Not just the pre-sliced, whole wheat bread of my childhood, or the crumbly homemade gluten-free alternatives we sometimes make at home. Round rolls that were crusty on the outside and covered in seeds. Thick, triangular wedges, layered like pastries, that melted like butter in your mouth. I went to town in the bakeries, for a while there, and I don’t regret a thing.

Grocery shopping in another language, much less with a different currency, was fascinating for me.

When I met Kathrin’s mother, I fell asleep on the couch while mother and daughter cooked greens and squash and lamb chops for dinner. We talked about astrology over quark with applesauce for dessert.

When I left Münster and visited other places, I found that each city had its own signature dish. Amsterdam offered waffles, sandwiched together with syrup inside.
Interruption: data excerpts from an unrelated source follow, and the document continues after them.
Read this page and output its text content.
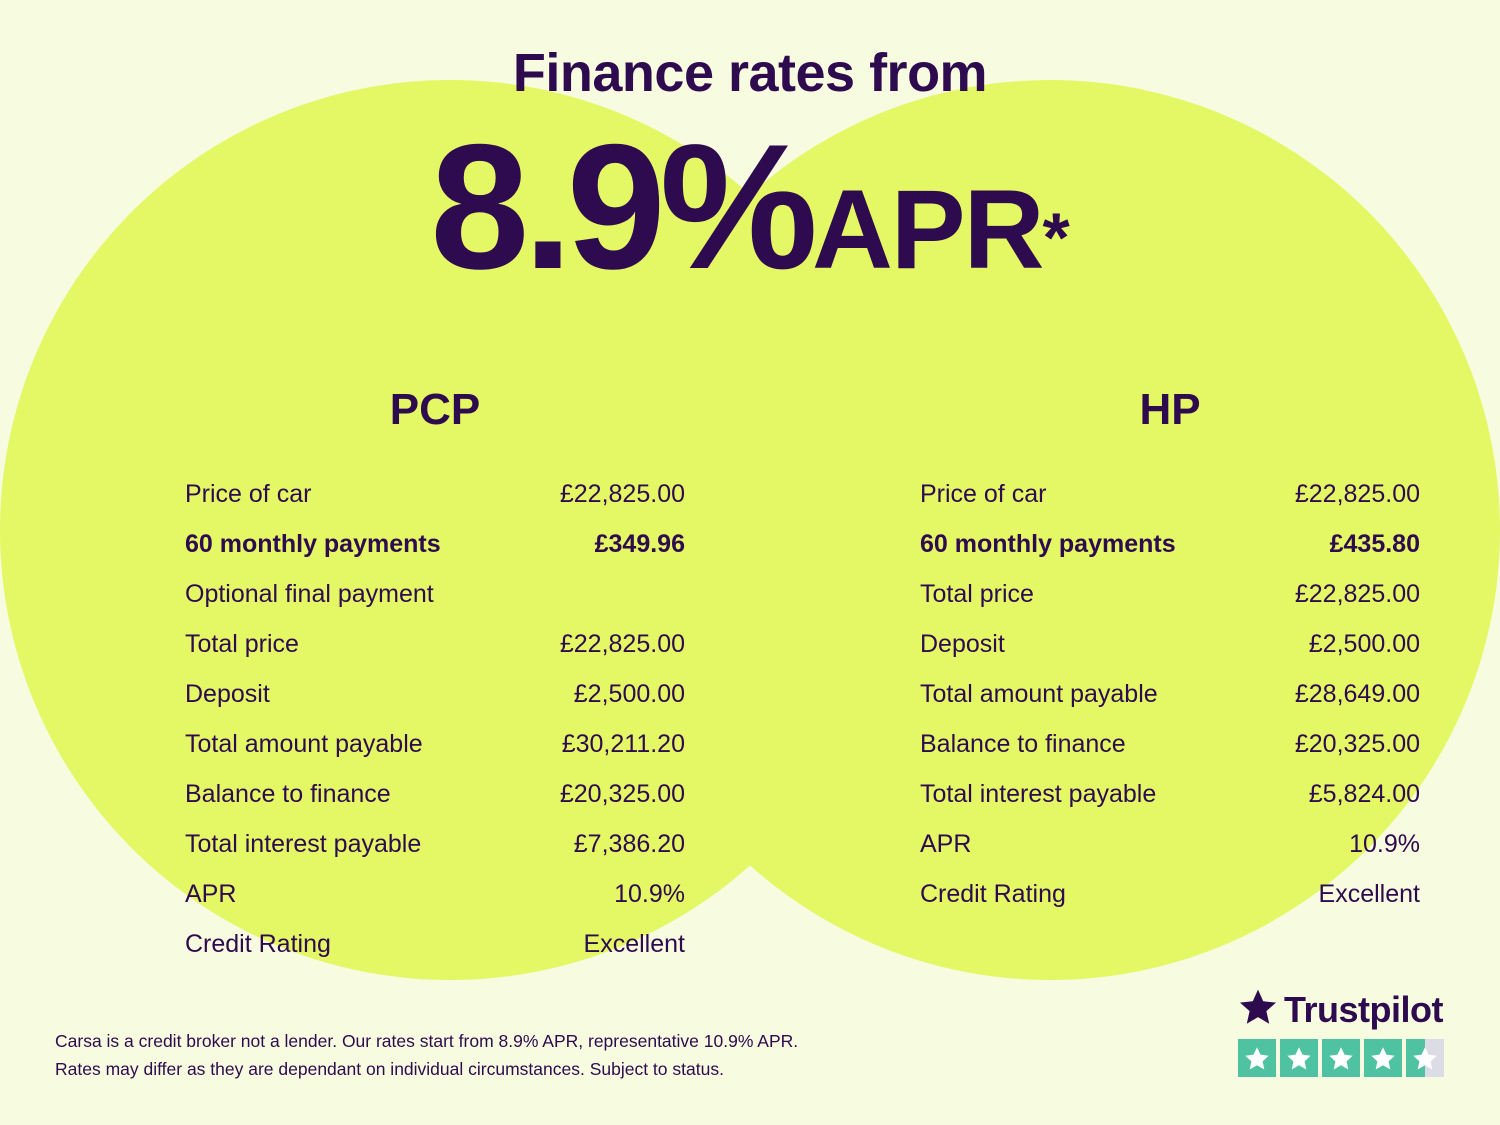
Finance rates from
8.9%APR*
PCP
Price of car	£22,825.00
60 monthly payments	£349.96
Optional final payment
Total price	£22,825.00
Deposit	£2,500.00
Total amount payable	£30,211.20
Balance to finance	£20,325.00
Total interest payable	£7,386.20
APR	10.9%
Credit Rating	Excellent
HP
Price of car	£22,825.00
60 monthly payments	£435.80
Total price	£22,825.00
Deposit	£2,500.00
Total amount payable	£28,649.00
Balance to finance	£20,325.00
Total interest payable	£5,824.00
APR	10.9%
Credit Rating	Excellent
Carsa is a credit broker not a lender. Our rates start from 8.9% APR, representative 10.9% APR.
Rates may differ as they are dependant on individual circumstances. Subject to status.
Trustpilot
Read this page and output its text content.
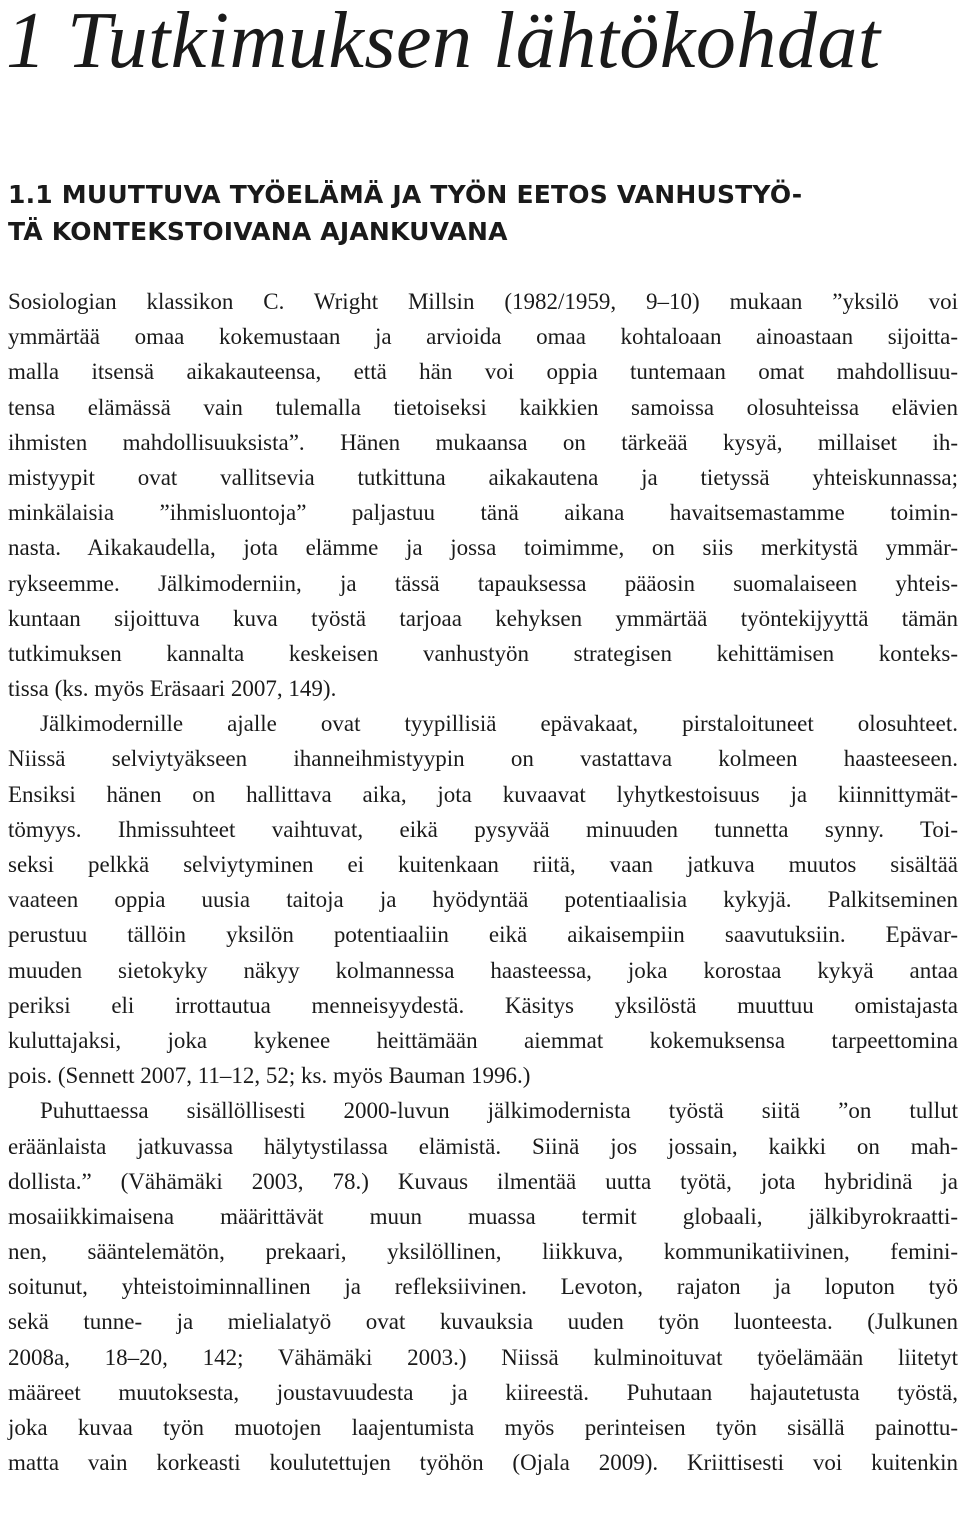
1 Tutkimuksen lähtökohdat
1.1 MUUTTUVA TYÖELÄMÄ JA TYÖN EETOS VANHUSTYÖ-
TÄ KONTEKSTOIVANA AJANKUVANA
Sosiologian klassikon C. Wright Millsin (1982/1959, 9–10) mukaan ”yksilö voi
ymmärtää omaa kokemustaan ja arvioida omaa kohtaloaan ainoastaan sijoitta-
malla itsensä aikakauteensa, että hän voi oppia tuntemaan omat mahdollisuu-
tensa elämässä vain tulemalla tietoiseksi kaikkien samoissa olosuhteissa elävien
ihmisten mahdollisuuksista”. Hänen mukaansa on tärkeää kysyä, millaiset ih-
mistyypit ovat vallitsevia tutkittuna aikakautena ja tietyssä yhteiskunnassa;
minkälaisia ”ihmisluontoja” paljastuu tänä aikana havaitsemastamme toimin-
nasta. Aikakaudella, jota elämme ja jossa toimimme, on siis merkitystä ymmär-
rykseemme. Jälkimoderniin, ja tässä tapauksessa pääosin suomalaiseen yhteis-
kuntaan sijoittuva kuva työstä tarjoaa kehyksen ymmärtää työntekijyyttä tämän
tutkimuksen kannalta keskeisen vanhustyön strategisen kehittämisen konteks-
tissa (ks. myös Eräsaari 2007, 149).
Jälkimodernille ajalle ovat tyypillisiä epävakaat, pirstaloituneet olosuhteet.
Niissä selviytyäkseen ihanneihmistyypin on vastattava kolmeen haasteeseen.
Ensiksi hänen on hallittava aika, jota kuvaavat lyhytkestoisuus ja kiinnittymät-
tömyys. Ihmissuhteet vaihtuvat, eikä pysyvää minuuden tunnetta synny. Toi-
seksi pelkkä selviytyminen ei kuitenkaan riitä, vaan jatkuva muutos sisältää
vaateen oppia uusia taitoja ja hyödyntää potentiaalisia kykyjä. Palkitseminen
perustuu tällöin yksilön potentiaaliin eikä aikaisempiin saavutuksiin. Epävar-
muuden sietokyky näkyy kolmannessa haasteessa, joka korostaa kykyä antaa
periksi eli irrottautua menneisyydestä. Käsitys yksilöstä muuttuu omistajasta
kuluttajaksi, joka kykenee heittämään aiemmat kokemuksensa tarpeettomina
pois. (Sennett 2007, 11–12, 52; ks. myös Bauman 1996.)
Puhuttaessa sisällöllisesti 2000-luvun jälkimodernista työstä siitä ”on tullut
eräänlaista jatkuvassa hälytystilassa elämistä. Siinä jos jossain, kaikki on mah-
dollista.” (Vähämäki 2003, 78.) Kuvaus ilmentää uutta työtä, jota hybridinä ja
mosaiikkimaisena määrittävät muun muassa termit globaali, jälkibyrokraatti-
nen, sääntelemätön, prekaari, yksilöllinen, liikkuva, kommunikatiivinen, femini-
soitunut, yhteistoiminnallinen ja refleksiivinen. Levoton, rajaton ja loputon työ
sekä tunne- ja mielialatyö ovat kuvauksia uuden työn luonteesta. (Julkunen
2008a, 18–20, 142; Vähämäki 2003.) Niissä kulminoituvat työelämään liitetyt
määreet muutoksesta, joustavuudesta ja kiireestä. Puhutaan hajautetusta työstä,
joka kuvaa työn muotojen laajentumista myös perinteisen työn sisällä painottu-
matta vain korkeasti koulutettujen työhön (Ojala 2009). Kriittisesti voi kuitenkin
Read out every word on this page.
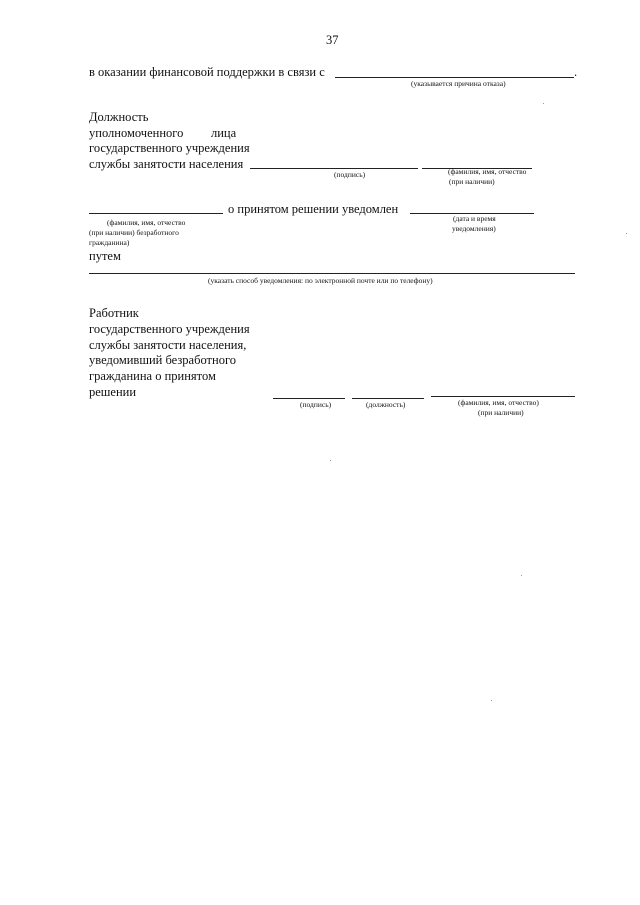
37
в оказании финансовой поддержки в связи с	.
(указывается причина отказа)
Должность
уполномоченного лица
государственного учреждения
службы занятости населения
(подпись)	(фамилия, имя, отчество
(при наличии)
о принятом решении уведомлен
(фамилия, имя, отчество
(при наличии) безработного
гражданина)
(дата и время
уведомления)
путем
(указать способ уведомления: по электронной почте или по телефону)
Работник
государственного учреждения
службы занятости населения,
уведомивший безработного
гражданина о принятом
решении
(подпись)	(должность)	(фамилия, имя, отчество)
(при наличии)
Hamburg’s tradition is called Lobskaus, fried eggs and pickled herring served with a mash of beets and potatoes and arugula. Allegedly, sailors used to eat this dish to cure hangovers. Prague served a cylindrical fry-bread called Trdeník. In Kraków, street vendors on every corner solid a pretzel-like bread twisted into the shape of a ring the size of a dinner plate.

At almost every hostel, I made myself a frying pan of vegetables – peppers, onions, mushrooms, greens. Cooking helped me feel at home, and centered, and I think it was probably good for me.

At every hostel that served breakfast, I would stuff rolls and fruit and hard-boiled eggs in my pockets, while the staff looked the other way.

In Oświęcim, after visiting Auschwitz-Birkenau, I needed a little chocolate. I threw a small piece into the woods, to say thank you to the company that walked with me and got me through that day.

In the train stations on the way back to Kathrin, I slipped into a pattern of Starbucks and McDonalds that had never been a lifestyle of mine before then. It got me through for a little while, but I missed the good stuff, the things that don’t taste the same every time you eat them.

I’ve just landed back in Münster. Today I got coffee with Kathrin, and she was surprised at the confidence with which I ordered my coffee and orange juice. Apparently I also agreed to try oat milk by mistake, but that’s okay with me. We also split a bagel with onions and cream cheese, and she told me she’ll eat that whenever she’s feeling homesick for the states.

I’m feeling homesick for the states.

Right now I’m sitting at a small Lebanese grill called Karamna – it’s close to the cheese factory, across from a movie theater. I can confidently say that they serve the best cheeseburgers anywhere I’ve been in the world. I found this place in my first week away from home – I tried to order in German but kept tripping up, and this was the first place where someone I didn’t know switched the conversation to English for my sake. It’s happened to me many times since, and it’s a simple thing, but it counts.

I think that we all speak the language of food.


One response to “The language of food”

  1. This entire blog is utterly delightful, Loren. And I can’t help hearing your voice while reading your words.
    And they are wonderfully and uniquely your words and thoughts!